Para a amiguinha a quem Manoel ensinou ler dicionários, poeta sorriu em fotos
"Distâncias somavam a gente para menos. Nossa morada estava tão perto do abandono que dava até para a gente pegar nele. Eu conversava bobagens profundas com os sapos, com as águas e com as árvores".
Manoel Wenceslau Leite de Barros nasceu hoje, dia 19 de dezembro, em Cuiabá, de forma que não viu a hora e isso fazia tempo. 100 anos do poeta que queria crescer para passarinho e agora dorme entre flores.
As histórias de Manoel - Quando completou 90 anos, o amigo e companheiro de caminhadas e de prosa, Pedro Spíndola reuniu as manoelices num livro "Celebração das Coisas". Para o material, era preciso fotos que ilustrassem a alma do poeta.
Amigo de longa data, da mesma forma em que Pedro batia à porta de Manoel, Manoel participava da vida de Pedro. E foi assim que o poeta pode ensinar como fazer do dicionário um livro de cabeceira para a "amiguinha Letícia".
A menina a quem ele ensinou como usar as folhas do livro do significado das palavras, o fotografou em casa para as folhas de Celebração das Coisas.
"Manoel não sabia de nada. Nunca contava os meus projetos para ele antes de ter uma coisa mais ou menos garantida, para não ficar alimentando esperança", conta o amigo e jornalista Pedro Spíndola.
O poeta concordou e pediu que Pedro lhe trouxesse o que ele só chamava de menina. "Uma boneca, traz uma boneca para mim". Bonecos, como são chamados os projetos de livros na editoração.
E é nele que aparece, ao final das páginas da dedicatória do dicionário, datada de 12 de dezembro de 1991, à Letícia, filha do seu Pedro.
"Querida amiguinha Letícia, fiquei sabendo por seu pai que você já procura palavras no dicionário. Uma curiosidade em quem não fez 10 anos ainda, é um dom. Sendo eu um procurador de palavras no dicionário, desde pequeno, vou dar um conselho a você. Assim: cada vez que você buscar uma palavra neste dicionário, leia também as 3 que estão acima e as 3 que estão abaixo da palavra que você buscou.
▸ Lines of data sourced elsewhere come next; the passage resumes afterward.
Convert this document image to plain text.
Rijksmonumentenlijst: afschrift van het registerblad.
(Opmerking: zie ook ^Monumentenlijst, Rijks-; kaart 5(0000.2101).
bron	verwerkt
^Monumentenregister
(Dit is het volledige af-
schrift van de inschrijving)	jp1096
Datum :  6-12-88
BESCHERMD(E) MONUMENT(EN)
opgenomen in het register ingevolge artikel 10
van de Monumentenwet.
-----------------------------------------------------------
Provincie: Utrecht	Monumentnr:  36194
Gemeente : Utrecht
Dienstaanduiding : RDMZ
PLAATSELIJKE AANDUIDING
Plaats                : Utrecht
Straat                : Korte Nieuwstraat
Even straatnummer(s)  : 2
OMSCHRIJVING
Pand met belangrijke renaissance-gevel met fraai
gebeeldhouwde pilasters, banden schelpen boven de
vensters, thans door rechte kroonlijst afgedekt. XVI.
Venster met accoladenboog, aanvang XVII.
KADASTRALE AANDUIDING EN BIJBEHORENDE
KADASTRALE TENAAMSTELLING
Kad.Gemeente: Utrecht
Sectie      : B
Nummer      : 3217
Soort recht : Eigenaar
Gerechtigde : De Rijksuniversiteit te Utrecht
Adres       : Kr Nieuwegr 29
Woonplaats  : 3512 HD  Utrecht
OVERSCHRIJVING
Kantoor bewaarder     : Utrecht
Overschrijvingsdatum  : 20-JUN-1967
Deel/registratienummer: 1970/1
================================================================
Desse jeito você vai aprender 7 palavras de cada vez. Isso vai criar em você um hábito cultural sadio. Um beijo do seu amigão, o tio Manoel.
"Me lembro de passar algumas tardes da minha infância na casa dele ouvindo histórias fantásticas e curiosidades tipo a origem das palavras. Sempre tive noção de quem ele era, porque meu pai nunca nos deixou esquecer a importância dele", narra a produtora cultural Letz Spíndola, de 31 anos.
Quando o livro apareceu, seu Pedro a chamou para fazer as fotos. "Ele achou que o Manoel se sentiria mais à vontade comigo, já que me conhecia desde criança e porque ele não gostava muito de tirar fotos", justifica. À época, Letícia tinha 21 anos. "É um orgulho e uma lembrança maravilhosa que está registrado nessas fotos. Sempre que alguém cita o Manoel de Barros ou sua poesia, me sinto feliz ali dentro de ter conhecido ele de tão perto".
E a tarde das fotos correu tal qual as visitas que Letz fazia ao poeta quando era criança. "Ele sempre foi muito querido comigo, muito atencioso e carinhoso", recorda. A foto preferida é a da escada, pela estética que reuniu luz e poesia num só registro.
Os registros em casa, no sofá da sala e no escritório são o que dão rosto às poesias de Manoel de Barros.
Manoel acreditava que se o nada desaparecer, a poesia acaba. Sobre este nada, tinha profundidades.
Em novembro de 2014, aos 97 anos, o coração do poeta parou, depois de meses sem vontade de viver. Não foi doença que o transformou em passarinho, só mesmo a velhice, que lhe trouxe a falência múltipla de órgãos.
"Ninguém é pai de um poema sem morrer".